Romney: Work Is The Path To Middle East Peace

    A more hopeful Republican than in earlier remarks.

    NEW YORK — Republican presidential nominee Mitt Romney laid out his most detailed vision yet Tuesday for American involvement in the developing world, with an emphasis on creating sustainable economies as a way of calming a turbulent Middle East.

    As the centerpiece of his address to the Clinton Global Initiative, Bill Clinton's development forum, Romney made the case that peace will only be achieved by injecting a cultural emphasis on work, noting that it was a desire to work sparked the Arab Spring in Tunisia.

    "Work builds self-esteem," he said. "It transforms minds from fantasy and fanaticism to reality and grounding."

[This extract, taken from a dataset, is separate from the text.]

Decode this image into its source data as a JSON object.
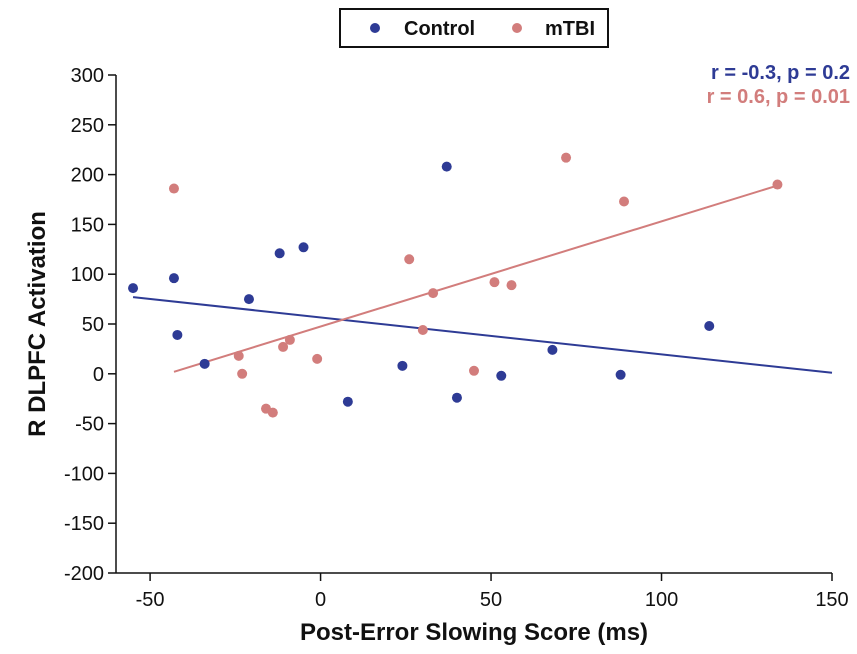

    Romney described the rioters and terrorists who have attacked American Embassies in recent weeks as young and economically oppressed, turning to religious extremism and violence in the absence of career prospects.

    "Idle, humiliated by poverty, and crushed by government oppression, their anger and frustration grows," he said.

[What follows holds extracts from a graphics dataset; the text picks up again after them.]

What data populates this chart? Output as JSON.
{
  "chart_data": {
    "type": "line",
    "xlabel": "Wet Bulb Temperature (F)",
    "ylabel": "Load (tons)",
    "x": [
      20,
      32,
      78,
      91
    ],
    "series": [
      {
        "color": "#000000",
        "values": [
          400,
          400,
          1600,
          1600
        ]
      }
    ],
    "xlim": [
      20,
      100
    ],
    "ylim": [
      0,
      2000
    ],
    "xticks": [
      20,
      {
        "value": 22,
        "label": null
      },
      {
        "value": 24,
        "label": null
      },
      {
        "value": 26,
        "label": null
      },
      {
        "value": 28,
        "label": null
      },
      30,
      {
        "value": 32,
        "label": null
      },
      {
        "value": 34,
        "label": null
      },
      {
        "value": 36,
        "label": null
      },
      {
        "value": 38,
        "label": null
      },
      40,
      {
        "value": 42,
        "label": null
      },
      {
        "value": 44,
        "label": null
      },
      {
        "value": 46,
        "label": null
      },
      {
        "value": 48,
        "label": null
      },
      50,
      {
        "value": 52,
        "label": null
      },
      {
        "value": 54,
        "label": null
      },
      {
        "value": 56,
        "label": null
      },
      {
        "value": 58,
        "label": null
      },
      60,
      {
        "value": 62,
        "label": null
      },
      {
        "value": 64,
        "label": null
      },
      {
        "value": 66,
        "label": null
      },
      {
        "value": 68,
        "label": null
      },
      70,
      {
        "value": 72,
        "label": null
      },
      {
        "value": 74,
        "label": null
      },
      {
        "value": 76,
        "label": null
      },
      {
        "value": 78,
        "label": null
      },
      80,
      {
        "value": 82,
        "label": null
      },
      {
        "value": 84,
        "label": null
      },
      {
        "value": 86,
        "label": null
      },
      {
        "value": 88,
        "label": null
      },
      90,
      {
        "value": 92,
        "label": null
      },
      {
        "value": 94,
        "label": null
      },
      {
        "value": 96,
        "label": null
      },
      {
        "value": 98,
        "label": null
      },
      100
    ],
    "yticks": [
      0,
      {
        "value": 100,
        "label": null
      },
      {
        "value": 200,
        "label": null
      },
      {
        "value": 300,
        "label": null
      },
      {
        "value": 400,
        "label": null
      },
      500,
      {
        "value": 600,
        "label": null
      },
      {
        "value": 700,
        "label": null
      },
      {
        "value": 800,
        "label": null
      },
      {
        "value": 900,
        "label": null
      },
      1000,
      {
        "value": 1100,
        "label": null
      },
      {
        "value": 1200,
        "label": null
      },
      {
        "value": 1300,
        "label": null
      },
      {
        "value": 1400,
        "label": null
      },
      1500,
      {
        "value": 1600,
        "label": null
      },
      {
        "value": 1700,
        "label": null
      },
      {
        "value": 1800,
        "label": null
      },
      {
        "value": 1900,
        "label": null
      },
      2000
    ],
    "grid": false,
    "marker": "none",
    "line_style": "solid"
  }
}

    The solution, he said, was to spread an understanding of the value of work.

    "Free enterprise can not only make us off better financially, it can make us better people," he said. "Work will not long tolerate corruption nor quietly endure the brazen theft by government of the product of hard-working men and women."

    As president, Romney said said he would direct foreign aide toward private sector partnerships abroad called "prosperity pacts" — an expansion of micro-finance loans to small and medium-sized businesses.

    It's a message that has fresh context in the wake of a leaked fundraiser video where the candidate broadly painted Obama voters as government dependents who won't "take responsibility for their lives." (At the same fundraiser, he suggested that the Israeli-Palestinian peace process was a lost cause.) While Romney has said those comments were not "elegantly stated," he did not back away from the basic sentiment, which is a fierce opposition to long-term welfare in most cases, and a belief in individualism and ambition as a means to personal happiness.

    It was also a more politic version of a speech he gave at a fundraiser in Israel over the summer, when he blamed Palestine's problems — at least in part — on an inferior "culture."

    “And as I come here and I look out over this city and consider the accomplishments of the people of this nation, I recognize the power of at least culture and a few other things," he said in Jerusalem, comparing economic conditions in Israel and the Palestinian territories.